Constraints on Higher Spin CFT$_2$

TL;DR

The paper investigates 2d CFTs with higher spin symmetry in the irrational regime c>N-1, where an infinite tower of higher-spin primaries is expected. It develops strong spectral constraints from three pillars: unitarity via the W_N Kac matrix, modular invariance (including a spin-3 charged modular bootstrap), and causality arguments in the lightcone limit. A universal lower bound h_min = h_{crit}(N,c) is derived (verified for N≤6 and conjectured for all N) and shown to linearize in c, with large-c implications that preclude local perturbative bulk degrees in a putative AdS_3 dual unless N_currents is infinite. The results illuminate the difficulty of realizing irrational higher-spin CFT_2s and suggest that, in the large-c limit, viable theories are extremal or require N to scale with c; modular constraints further sharpen the allowed spectrum, notably for W_3 theories. Together, these findings constrain the landscape of higher-spin holography in AdS_3 and point to a deep tension between higher-spin symmetry and semiclassical gravity in two dimensions.

Abstract

We derive constraints on two-dimensional conformal field theories with higher spin symmetry due to unitarity, modular invariance, and causality. We focus on CFTs with $\mathcal{W}_N$ symmetry in the "irrational" regime, where $c>N-1$ and the theories have an infinite number of higher-spin primaries.
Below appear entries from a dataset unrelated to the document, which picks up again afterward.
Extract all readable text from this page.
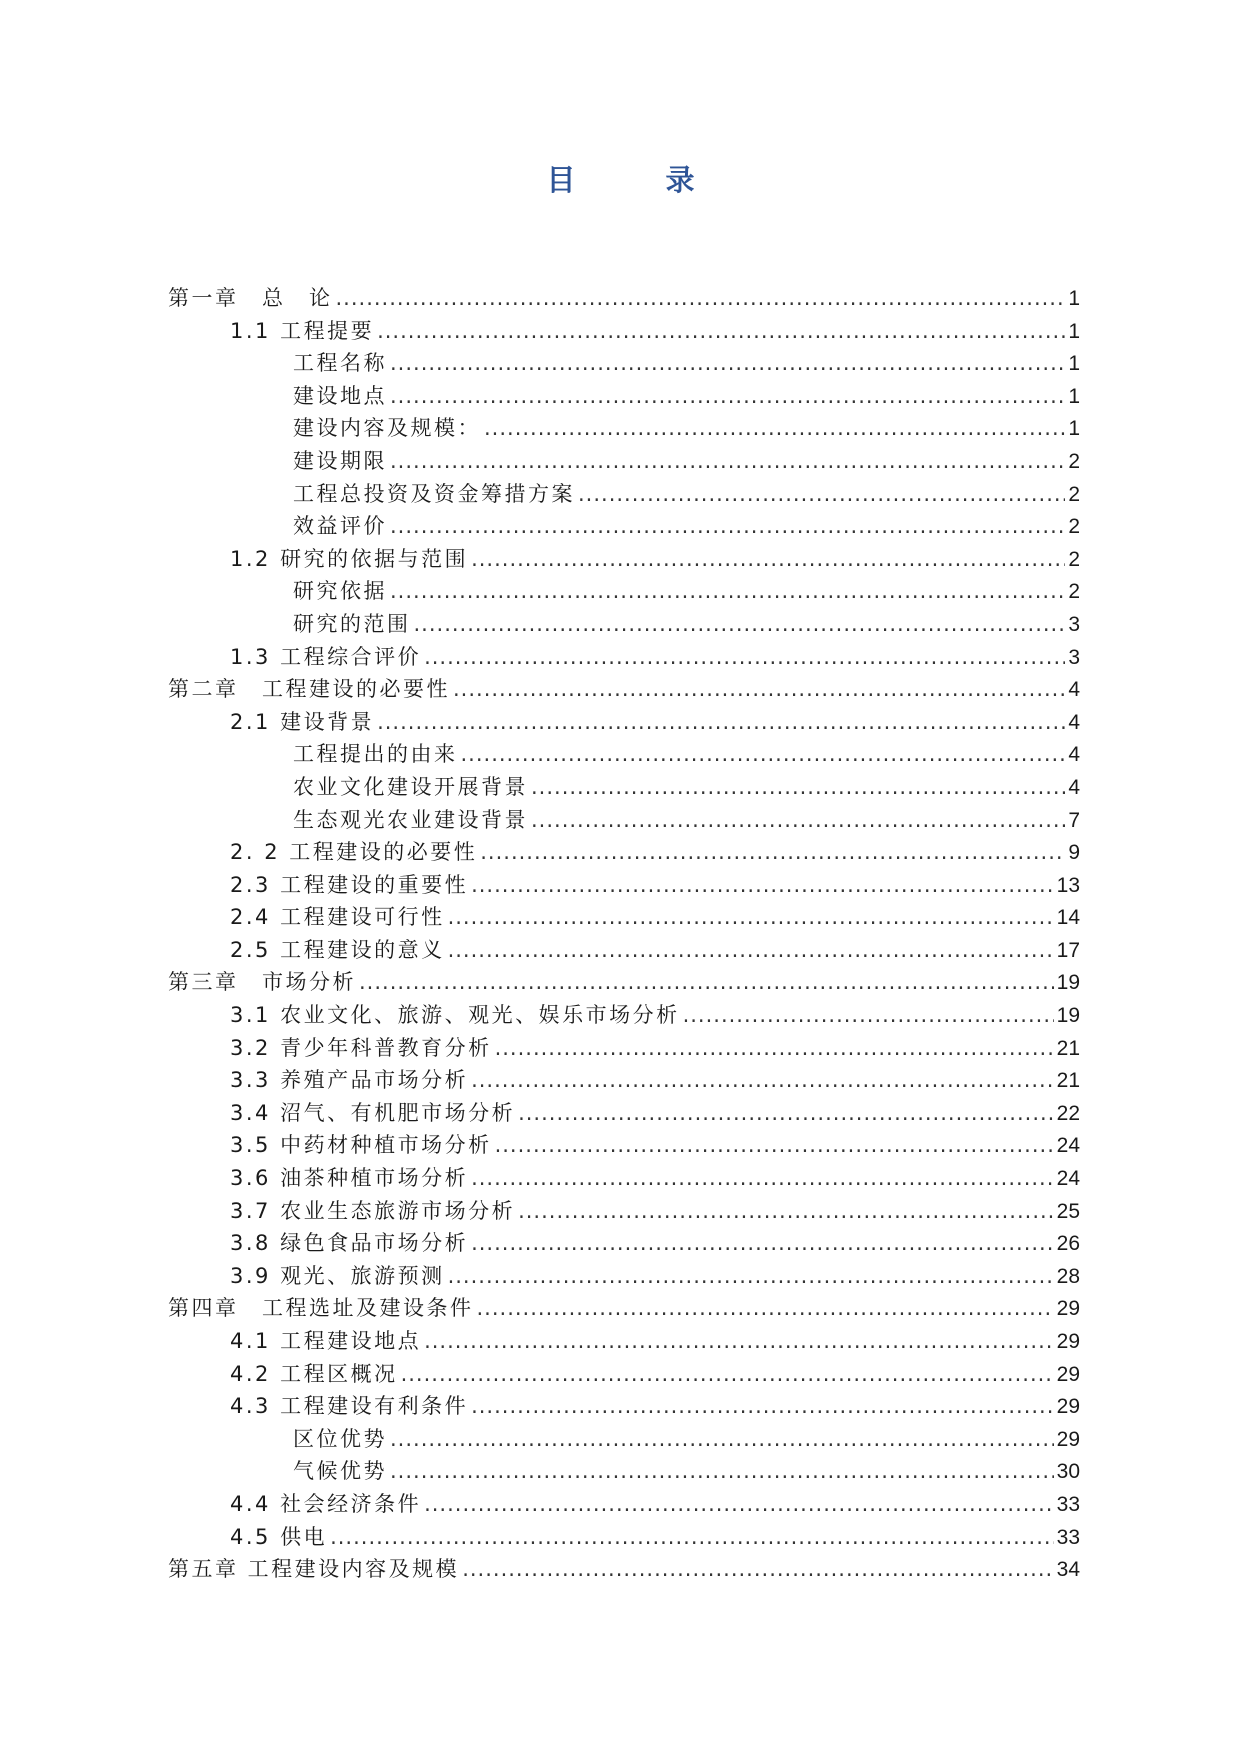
目 录
第一章　总　论 .....	1
1.1 工程提要 .....	1
工程名称 .....	1
建设地点 .....	1
建设内容及规模： .....	1
建设期限 .....	2
工程总投资及资金筹措方案 .....	2
效益评价 .....	2
1.2 研究的依据与范围 .....	2
研究依据 .....	2
研究的范围 .....	3
1.3 工程综合评价 .....	3
第二章　工程建设的必要性 .....	4
2.1 建设背景 .....	4
工程提出的由来 .....	4
农业文化建设开展背景 .....	4
生态观光农业建设背景 .....	7
2. 2 工程建设的必要性 .....	9
2.3 工程建设的重要性 .....	13
2.4 工程建设可行性 .....	14
2.5 工程建设的意义 .....	17
第三章　市场分析 .....	19
3.1 农业文化、旅游、观光、娱乐市场分析 .....	19
3.2 青少年科普教育分析 .....	21
3.3 养殖产品市场分析 .....	21
3.4 沼气、有机肥市场分析 .....	22
3.5 中药材种植市场分析 .....	24
3.6 油茶种植市场分析 .....	24
3.7 农业生态旅游市场分析 .....	25
3.8 绿色食品市场分析 .....	26
3.9 观光、旅游预测 .....	28
第四章　工程选址及建设条件 .....	29
4.1 工程建设地点 .....	29
4.2 工程区概况 .....	29
4.3 工程建设有利条件 .....	29
区位优势 .....	29
气候优势 .....	30
4.4 社会经济条件 .....	33
4.5 供电 .....	33
第五章 工程建设内容及规模 .....	34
The most powerful constraints come from positivity of the Kac matrix, which (unlike the Virasoro case) is non-trivial even when $c>N-1$. This places a lower bound on the dimension of any non-vacuum higher-spin primary state, which is linear in the central charge. At large $c$, this implies that the dual holographic theories of gravity in AdS$_3$, if they exist, have no local, perturbative degrees of freedom in the semi-classical limit.

Figures (4)

• Figure 1: Exclusion plot for $\mathcal{W}_3$, with $c = 10^4$. The weight and charge $(h,q_3)$ of all primaries must fall in the shaded region, where $\lambda_2 > 0$.
• Figure 2: Exclusion plot for $\mathcal{W}_4$ charge $q_4$ and conformal weight $h$, with $c=10^4, q_3=0$. The shaded region is allowed, i.e. has all eigenvalues positive. One eigenvalue of the level-one Kac matrix is non-negative everywhere in the plotted region, and the pluses/minuses show the signs of the other two eigenvalues. The dashed curve shows the null states referred to in footnote \ref{['footnote:null']}.
• Figure 3: The red region is where $\Psi^{(1,3)}>0$; modular invariance implies the existence of an operator in this region. The blue region is the unitarity bound set by the positivity of the Kac matrix.
• Figure 4: The red regions are where $\Psi^{(1,3)}-c \gamma \Psi^{(0,1)}>0$; modular invariance implies the existence of an operator in each of these regions for any value of $\gamma$. The regions become narrower as $\gamma$ is increased. The blue region is the unitarity bound set by the positivity of the Kac matrix. This is a stronger constraint than the one in Figure \ref{['fig1']}.